Over the past year, there has been a lot of excitement around the Sitecore Marketplace, and for good reason. It opens the door for lightweight apps that can integrate directly into the Sitecore experience through touchpoints like dashboard widgets, context panels, custom fields, and full-screen applications. The goal is faster time to value, more extensibility, and a better developer and editor experience.

Which is great.

But even with all of this progress, and even with AI now helping generate content, accelerate implementation, and reduce repetitive development work, most digital projects still get stuck on the same problem they have always had:

Humans do not actually know what they want.

Or, more accurately, they think they know what they want right up until the moment they see it.

Then it becomes:

  • “Can we make it a bit more modern?”
  • “Can we try another version?”
  • “This is good, but it’s missing something.”
  • “I’ll know it when I see it.”
  • “Can we explore one more direction?”
  • “Actually, can we go back to the first one?”

Naturally, the industry responded to this in the only reasonable way possible: by asking humans to describe what they want in even more detail.

We gave them text prompts.
We gave them voice input.
We gave them chat interfaces.
We gave them forms.
We gave them workshops.
We gave them collaborative whiteboards with digital sticky notes in sixteen slightly different shades of yellow.

And still, somehow, we kept ending up with three-hour calls about whether the hero banner should feel “more premium” but also “more approachable.”

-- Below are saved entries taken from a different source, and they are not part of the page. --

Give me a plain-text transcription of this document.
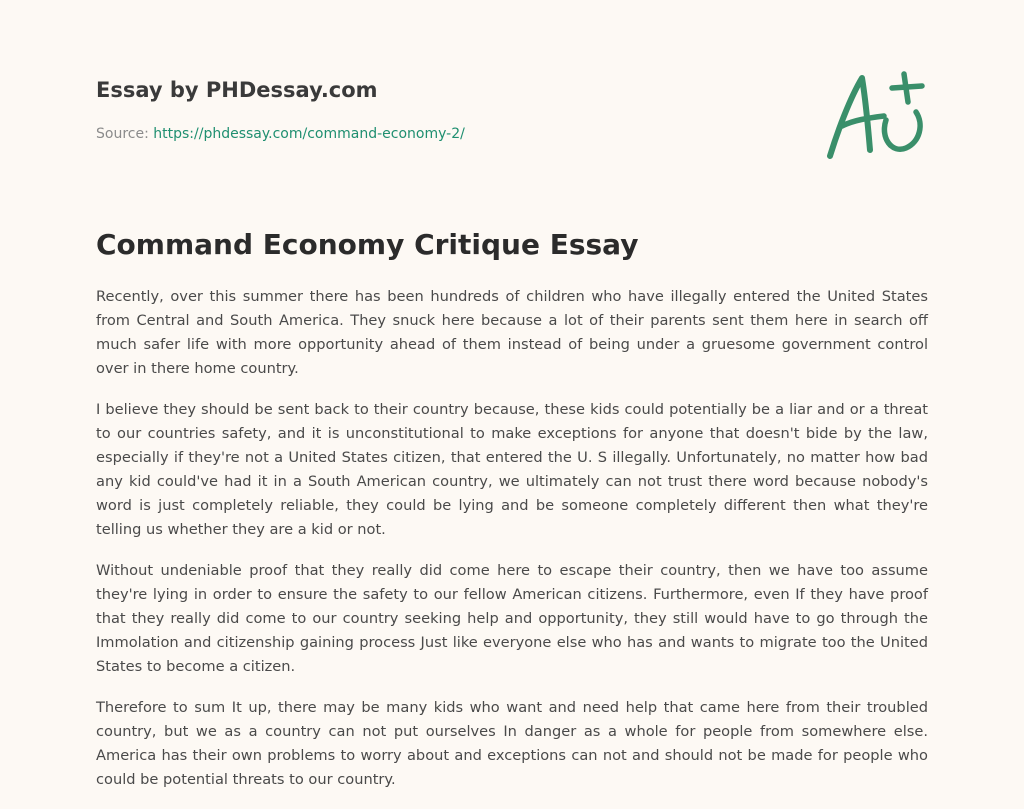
Essay by PHDessay.com
Source: https://phdessay.com/command-economy-2/
Command Economy Critique Essay

Recently, over this summer there has been hundreds of children who have illegally entered the United States from Central and South America. They snuck here because a lot of their parents sent them here in search off much safer life with more opportunity ahead of them instead of being under a gruesome government control over in there home country.

I believe they should be sent back to their country because, these kids could potentially be a liar and or a threat to our countries safety, and it is unconstitutional to make exceptions for anyone that doesn't bide by the law, especially if they're not a United States citizen, that entered the U. S illegally. Unfortunately, no matter how bad any kid could've had it in a South American country, we ultimately can not trust there word because nobody's word is just completely reliable, they could be lying and be someone completely different then what they're telling us whether they are a kid or not.

Without undeniable proof that they really did come here to escape their country, then we have too assume they're lying in order to ensure the safety to our fellow American citizens. Furthermore, even If they have proof that they really did come to our country seeking help and opportunity, they still would have to go through the Immolation and citizenship gaining process Just like everyone else who has and wants to migrate too the United States to become a citizen.

Therefore to sum It up, there may be many kids who want and need help that came here from their troubled country, but we as a country can not put ourselves In danger as a whole for people from somewhere else. America has their own problems to worry about and exceptions can not and should not be made for people who could be potential threats to our country.
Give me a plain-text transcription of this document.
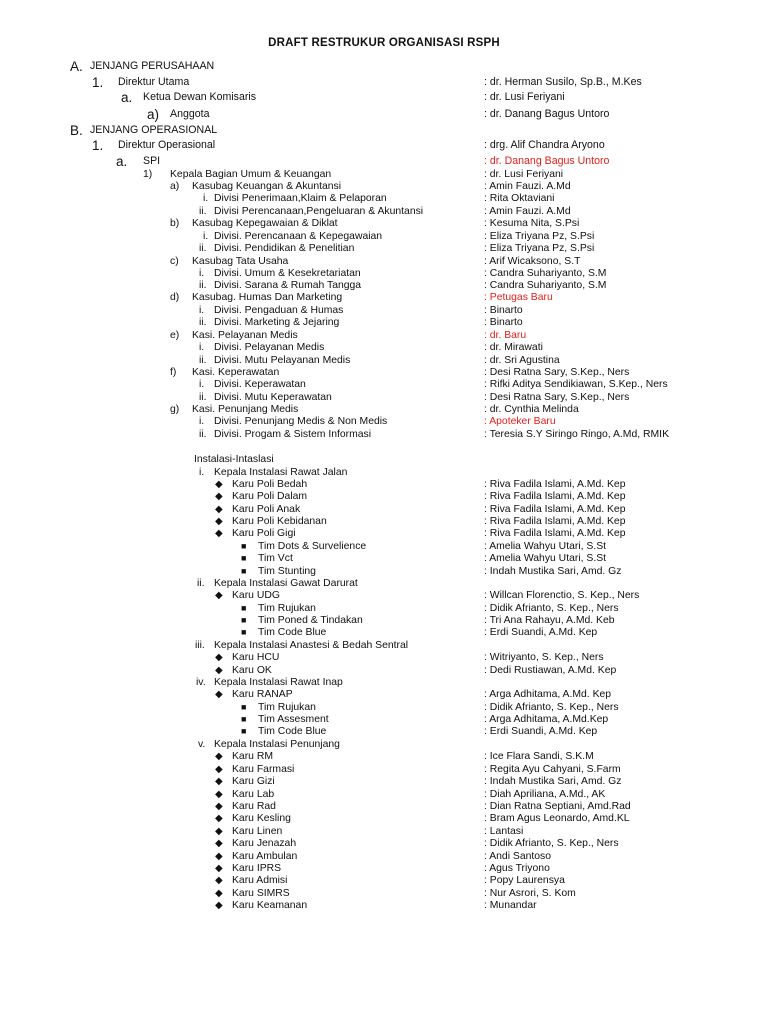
DRAFT RESTRUKUR ORGANISASI RSPH
A. JENJANG PERUSAHAAN
1. Direktur Utama	: dr. Herman Susilo, Sp.B., M.Kes
a. Ketua Dewan Komisaris	: dr. Lusi Feriyani
a) Anggota	: dr. Danang Bagus Untoro
B. JENJANG OPERASIONAL
1. Direktur Operasional	: drg. Alif Chandra Aryono
a. SPI	: dr. Danang Bagus Untoro
1) Kepala Bagian Umum & Keuangan	: dr. Lusi Feriyani
a) Kasubag Keuangan & Akuntansi	: Amin Fauzi. A.Md
i. Divisi Penerimaan,Klaim & Pelaporan	: Rita Oktaviani
ii. Divisi Perencanaan,Pengeluaran & Akuntansi	: Amin Fauzi. A.Md
b) Kasubag Kepegawaian & Diklat	: Kesuma Nita, S.Psi
i. Divisi. Perencanaan & Kepegawaian	: Eliza Triyana Pz, S.Psi
ii. Divisi. Pendidikan & Penelitian	: Eliza Triyana Pz, S.Psi
c) Kasubag Tata Usaha	: Arif Wicaksono, S.T
i. Divisi. Umum & Kesekretariatan	: Candra Suhariyanto, S.M
ii. Divisi. Sarana & Rumah Tangga	: Candra Suhariyanto, S.M
d) Kasubag. Humas Dan Marketing	: Petugas Baru
i. Divisi. Pengaduan & Humas	: Binarto
ii. Divisi. Marketing & Jejaring	: Binarto
e) Kasi. Pelayanan Medis	: dr. Baru
i. Divisi. Pelayanan Medis	: dr. Mirawati
ii. Divisi. Mutu Pelayanan Medis	: dr. Sri Agustina
f) Kasi. Keperawatan	: Desi Ratna Sary, S.Kep., Ners
i. Divisi. Keperawatan	: Rifki Aditya Sendikiawan, S.Kep., Ners
ii. Divisi. Mutu Keperawatan	: Desi Ratna Sary, S.Kep., Ners
g) Kasi. Penunjang Medis	: dr. Cynthia Melinda
i. Divisi. Penunjang Medis & Non Medis	: Apoteker Baru
ii. Divisi. Progam & Sistem Informasi	: Teresia S.Y Siringo Ringo, A.Md, RMIK
Instalasi-Intaslasi
i. Kepala Instalasi Rawat Jalan
◆ Karu Poli Bedah	: Riva Fadila Islami, A.Md. Kep
◆ Karu Poli Dalam	: Riva Fadila Islami, A.Md. Kep
◆ Karu Poli Anak	: Riva Fadila Islami, A.Md. Kep
◆ Karu Poli Kebidanan	: Riva Fadila Islami, A.Md. Kep
◆ Karu Poli Gigi	: Riva Fadila Islami, A.Md. Kep
■ Tim Dots & Survelience	: Amelia Wahyu Utari, S.St
■ Tim Vct	: Amelia Wahyu Utari, S.St
■ Tim Stunting	: Indah Mustika Sari, Amd. Gz
ii. Kepala Instalasi Gawat Darurat
◆ Karu UDG	: Willcan Florenctio, S. Kep., Ners
■ Tim Rujukan	: Didik Afrianto, S. Kep., Ners
■ Tim Poned & Tindakan	: Tri Ana Rahayu, A.Md. Keb
■ Tim Code Blue	: Erdi Suandi, A.Md. Kep
iii. Kepala Instalasi Anastesi & Bedah Sentral
◆ Karu HCU	: Witriyanto, S. Kep., Ners
◆ Karu OK	: Dedi Rustiawan, A.Md. Kep
iv. Kepala Instalasi Rawat Inap
◆ Karu RANAP	: Arga Adhitama, A.Md. Kep
■ Tim Rujukan	: Didik Afrianto, S. Kep., Ners
■ Tim Assesment	: Arga Adhitama, A.Md.Kep
■ Tim Code Blue	: Erdi Suandi, A.Md. Kep
v. Kepala Instalasi Penunjang
◆ Karu RM	: Ice Flara Sandi, S.K.M
◆ Karu Farmasi	: Regita Ayu Cahyani, S.Farm
◆ Karu Gizi	: Indah Mustika Sari, Amd. Gz
◆ Karu Lab	: Diah Apriliana, A.Md., AK
◆ Karu Rad	: Dian Ratna Septiani, Amd.Rad
◆ Karu Kesling	: Bram Agus Leonardo, Amd.KL
◆ Karu Linen	: Lantasi
◆ Karu Jenazah	: Didik Afrianto, S. Kep., Ners
◆ Karu Ambulan	: Andi Santoso
◆ Karu IPRS	: Agus Triyono
◆ Karu Admisi	: Popy Laurensya
◆ Karu SIMRS	: Nur Asrori, S. Kom
◆ Karu Keamanan	: Munandar
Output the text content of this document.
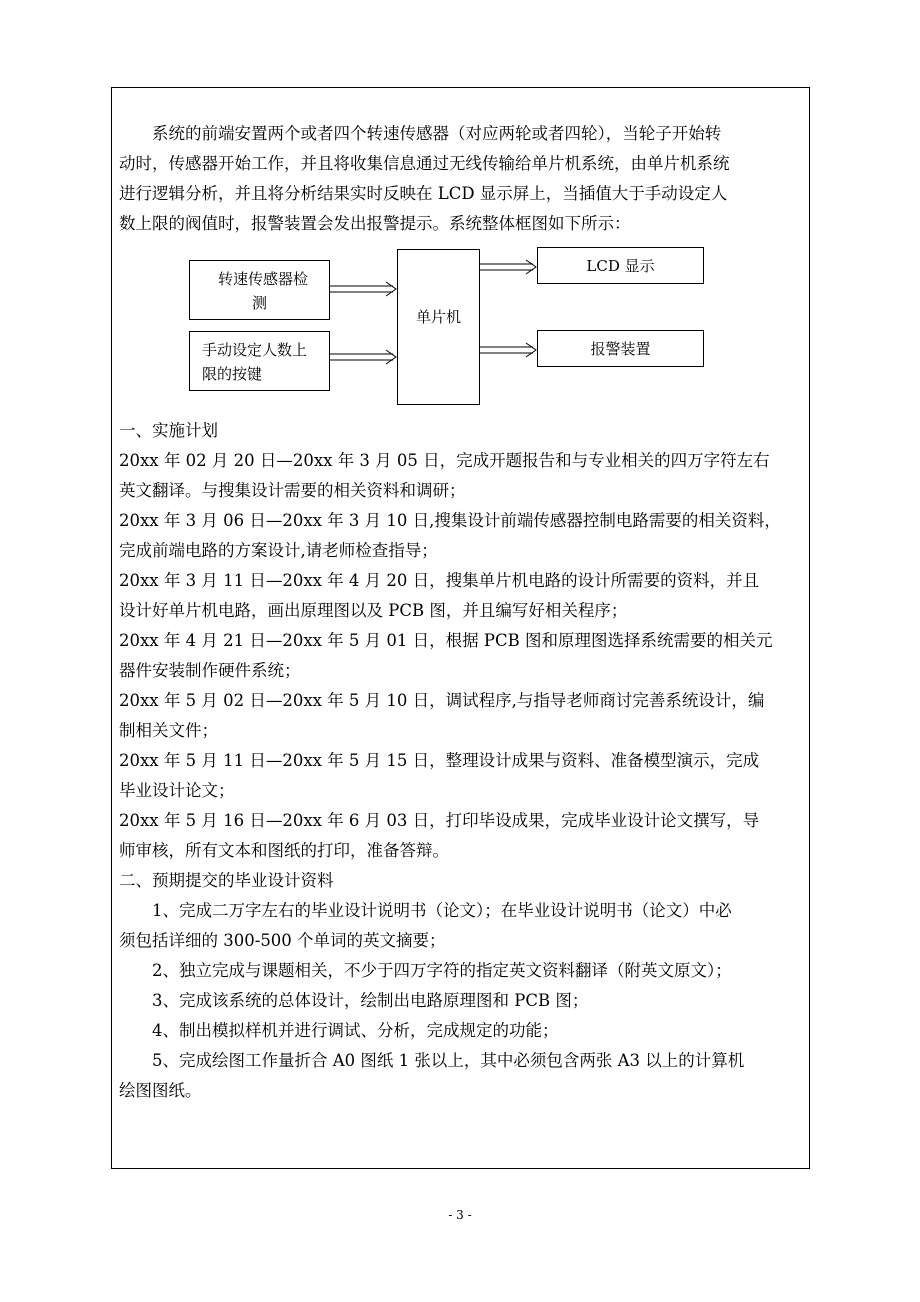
系统的前端安置两个或者四个转速传感器（对应两轮或者四轮），当轮子开始转

动时，传感器开始工作，并且将收集信息通过无线传输给单片机系统，由单片机系统

进行逻辑分析，并且将分析结果实时反映在 LCD 显示屏上，当插值大于手动设定人

数上限的阀值时，报警装置会发出报警提示。系统整体框图如下所示：

转速传感器检
测
手动设定人数上
限的按键
单片机
LCD 显示
报警装置

一、实施计划

20xx 年 02 月 20 日—20xx 年 3 月 05 日，完成开题报告和与专业相关的四万字符左右

英文翻译。与搜集设计需要的相关资料和调研；

20xx 年 3 月 06 日—20xx 年 3 月 10 日,搜集设计前端传感器控制电路需要的相关资料，

完成前端电路的方案设计,请老师检查指导；

20xx 年 3 月 11 日—20xx 年 4 月 20 日，搜集单片机电路的设计所需要的资料，并且

设计好单片机电路，画出原理图以及 PCB 图，并且编写好相关程序；

20xx 年 4 月 21 日—20xx 年 5 月 01 日，根据 PCB 图和原理图选择系统需要的相关元

器件安装制作硬件系统；

20xx 年 5 月 02 日—20xx 年 5 月 10 日，调试程序,与指导老师商讨完善系统设计，编

制相关文件；

20xx 年 5 月 11 日—20xx 年 5 月 15 日，整理设计成果与资料、准备模型演示，完成

毕业设计论文；

20xx 年 5 月 16 日—20xx 年 6 月 03 日，打印毕设成果，完成毕业设计论文撰写，导

师审核，所有文本和图纸的打印，准备答辩。

二、预期提交的毕业设计资料

1、完成二万字左右的毕业设计说明书（论文）；在毕业设计说明书（论文）中必

须包括详细的 300-500 个单词的英文摘要；

2、独立完成与课题相关，不少于四万字符的指定英文资料翻译（附英文原文）；

3、完成该系统的总体设计，绘制出电路原理图和 PCB 图；

4、制出模拟样机并进行调试、分析，完成规定的功能；

5、完成绘图工作量折合 A0 图纸 1 张以上，其中必须包含两张 A3 以上的计算机

绘图图纸。

- 3 -
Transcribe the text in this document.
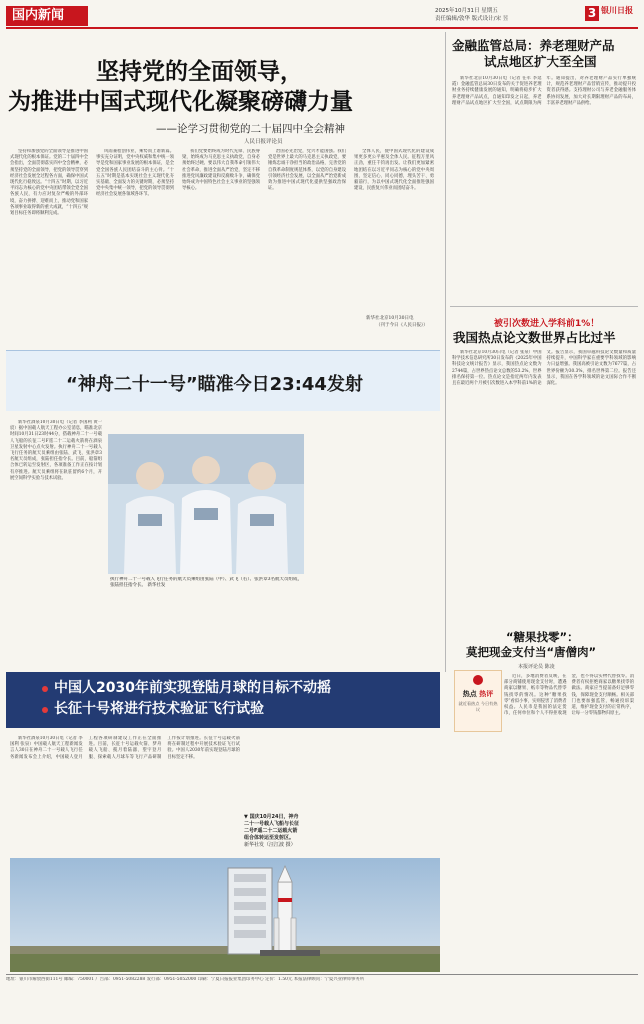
国内新闻	2025年10月31日 星期五
责任编辑/敦华 版式设计/宋 昱	3 银川日报
坚持党的全面领导，
为推进中国式现代化凝聚磅礴力量
——论学习贯彻党的二十届四中全会精神
人民日报评论员

坚持和加强党的全面领导是推进中国式现代化的根本保证。党的二十届四中全会指出，全面贯彻落实四中全会精神，必须坚持党的全面领导，把党的领导贯穿到经济社会发展全过程各方面，确保中国式现代化行稳致远。“十四五”时期，以习近平同志为核心的党中央团结带领全党全国各族人民，有力应对复杂严峻的外部环境，奋力拼搏、迎难而上，推动党和国家各项事业取得新的重大成就，“十四五”规划目标任务即将顺利完成。

风雨兼程创伟业，乘势而上谱新篇。事实充分证明，党中央权威和集中统一领导是党和国家事业发展的根本保证，是全党全国各族人民团结奋斗的主心骨。“十五五”时期是基本实现社会主义现代化夯实基础、全面发力的关键时期，必须坚持党中央集中统一领导，把党的领导贯彻到经济社会发展各领域各环节。

我们党要始终成为时代先锋、民族脊梁，始终成为马克思主义执政党，自身必须始终过硬。要以伟大自我革命引领伟大社会革命，推进全面从严治党，坚定不移推进党风廉政建设和反腐败斗争，确保党始终成为中国特色社会主义事业的坚强领导核心。

治国必先治党，党兴才能国强。我们党是世界上最大的马克思主义执政党，要锤炼忠诚干净担当的政治品格，完善党的自我革命制度规范体系，以党的自身建设引领经济社会发展，以全面从严治党新成效为推进中国式现代化提供坚强政治保证。

全体人民，使中国式现代化的建设成果更多更公平惠及全体人民。征程万里风正劲，重任千钧再出发。让我们更加紧密地团结在以习近平同志为核心的党中央周围，坚定信心、同心同德，埋头苦干、勇毅前行，为以中国式现代化全面推进强国建设、民族复兴伟业而团结奋斗。

新华社北京10月30日电
（刊于今日《人民日报》）
金融监管总局：养老理财产品
试点地区扩大至全国

新华社北京10月30日电（记者 任军 李延霞）金融监管总局30日发布的关于促进养老理财业务持续健康发展的通知，明确将稳步扩大养老理财产品试点，自通知印发之日起，养老理财产品试点地区扩大至全国，试点期限为两年。通知提出，对养老理财产品实行单独统计，规范养老理财产品营销宣传，推动提升投资者获得感。支持理财公司与养老金融服务体系协同发展，加大对长期限理财产品的布局，丰富养老理财产品供给。

被引次数进入学科前1%！
我国热点论文数世界占比过半

新华社北京10月30日电（记者 张泉）中国科学技术信息研究所30日发布的《2025年中国科技论文统计报告》显示，我国热点论文数为2744篇，占世界热点论文总数的53.2%，世界排名保持第一位。热点论文是指近两年内发表且在最近两个月被引次数进入本学科前1%的论文。报告显示，我国卓越科技论文数量和质量持续提升，中国科学家在重要学科领域的影响力日益增强。我国高被引论文数为7677篇，占世界份额为30.3%，排名世界第二位。报告还显示，我国在各学科领域的论文国际合作不断深化。

“神舟二十一号”瞄准今日23:44发射

新华社酒泉10月30日电（记者 李国利 黄一宸）据中国载人航天工程办公室消息，瞄准北京时间10月31日23时44分，搭载神舟二十一号载人飞船的长征二号F遥二十二运载火箭将在酒泉卫星发射中心点火发射。执行神舟二十一号载人飞行任务的航天员乘组由张陆、武飞、张洪章3名航天员组成，张陆担任指令长。目前，船箭组合体已转运至发射区，各项准备工作正在按计划有序推进。航天员乘组将在轨驻留约6个月，开展空间科学实验与技术试验。

执行神舟二十一号载人飞行任务的航天员乘组由张陆（中）、武飞（右）、张洪章3名航天员组成，张陆担任指令长。 新华社发

中国人2030年前实现登陆月球的目标不动摇
长征十号将进行技术验证飞行试验

新华社酒泉10月30日电（记者 李国利 张泉）中国载人航天工程新闻发言人30日在神舟二十一号载人飞行任务新闻发布会上介绍，中国载人登月工程各项研制建设工作正在全面推进。目前，长征十号运载火箭、梦舟载人飞船、揽月着陆器、望宇登月服、探索载人月球车等飞行产品研制工作按计划推进。长征十号运载火箭将在研制过程中开展技术验证飞行试验。中国人2030年前实现登陆月球的目标坚定不移。

▼ 国庆10月24日，神舟二十一号载人飞船与长征二号F遥二十二运载火箭组合体转运至发射区。
新华社发（汪江波 摄）
“糖果找零”：
莫把现金支付当“唐僧肉”
本报评论员 陈凌
热点 热评
就近看热点 今日有热议

近日，多地消费者反映，在部分商铺使用现金支付时，遭遇商家以糖果、纸巾等物品代替零钱找零的情况。这种“糖果找零”看似小事，实则侵害了消费者权益。人民币是我国的法定货币，任何单位和个人不得拒收现金，也不得以实物代替找零。消费者有权拒绝商家以糖果找零的做法。商家应当提前备好足够零钱，保障现金支付顺畅。相关部门也要加强监管，畅通投诉渠道，维护现金支付的正常秩序，让每一分零钱都物归原主。

地址：银川市解放西街111号 邮编：750001 广告部：0951-5082288 发行部：0951-5052000 印刷：宁夏日报报业集团印务中心 定价：1.50元 本报法律顾问：宁夏兴业律师事务所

There had to be a better way.

The problem with asking humans what they want

Prompt-driven interfaces are useful. Voice-driven interfaces are useful. Forms are useful. Workshops are... certainly something that exists.

But all of these approaches rely on one flawed assumption:

That humans are both aware of their true intent and capable of expressing it clearly.

This has been disproven repeatedly in digital projects, stakeholder reviews, and almost every homepage redesign ever attempted.

People say one thing and react positively to another.
They ask for simplicity and then request six more content blocks.
They want bold design, but not too bold.
They want innovation, but familiar innovation.
They want AI assistance, but it should somehow behave like a senior strategist, designer, developer, content author, QA lead, and trusted therapist all at once.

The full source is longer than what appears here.